Frontiers in Physiology (May 2021)

Loss of Mammographic Tissue Homeostasis in Invasive Lobular and Ductal Breast Carcinomas vs. Benign Lesions

  • Evgeniya Gerasimova-Chechkina,
  • Brian C. Toner,
  • Kendra A. Batchelder,
  • Basel White,
  • Genrietta Freynd,
  • Igor Antipev,
  • Alain Arneodo,
  • Andre Khalil,
  • Andre Khalil

DOI
https://doi.org/10.3389/fphys.2021.660883
Journal volume & issue
Vol. 12

Abstract

Read online

The 2D wavelet transform modulus maxima (WTMM) method is used to perform a comparison of the spatial fluctuations of mammographic breast tissue from patients with invasive lobular carcinoma, those with invasive ductal carcinoma, and those with benign lesions. We follow a procedure developed and validated in a previous study, in which a sliding window protocol is used to analyze thousands of small subregions in a given mammogram.

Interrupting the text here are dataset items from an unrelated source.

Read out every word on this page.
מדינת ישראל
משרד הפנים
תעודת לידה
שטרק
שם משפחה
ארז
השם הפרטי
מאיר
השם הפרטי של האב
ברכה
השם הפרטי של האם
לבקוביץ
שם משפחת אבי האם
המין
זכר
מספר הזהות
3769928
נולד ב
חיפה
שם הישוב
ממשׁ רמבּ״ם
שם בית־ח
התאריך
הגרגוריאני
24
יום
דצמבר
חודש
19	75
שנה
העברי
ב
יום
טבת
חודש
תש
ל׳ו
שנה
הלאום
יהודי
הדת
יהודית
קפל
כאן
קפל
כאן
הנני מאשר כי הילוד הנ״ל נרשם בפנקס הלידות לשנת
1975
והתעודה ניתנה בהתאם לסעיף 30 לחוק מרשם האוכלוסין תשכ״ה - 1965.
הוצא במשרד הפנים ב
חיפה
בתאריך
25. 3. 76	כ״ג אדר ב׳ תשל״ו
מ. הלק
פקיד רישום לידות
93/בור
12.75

These subregions are categorized according to their Hurst exponent values (H): fatty tissue (H ≤ 0.45), dense tissue (H ≥ 0.55), and disrupted tissue potentially linked with tumor-associated loss of homeostasis (0.45 < H < 0.55). Following this categorization scheme, we compare the mammographic tissue composition of the breasts. First, we show that cancerous breasts are significantly different than breasts with a benign lesion (p-value ∼ 0.002). Second, the asymmetry between a patient’s cancerous breast and its contralateral counterpart, when compared to the asymmetry from patients with benign lesions, is also statistically significant (p-value ∼ 0.006). And finally, we show that lobular and ductal cancerous breasts show similar levels of disruption and similar levels of asymmetry. This study demonstrates reproducibility of the WTMM sliding-window approach to help detect and characterize tumor-associated breast tissue disruption from standard mammography. It also shows promise to help with the detection lobular lesions that typically go undetected via standard screening mammography at a much higher rate than ductal lesions. Here both types are assessed similarly.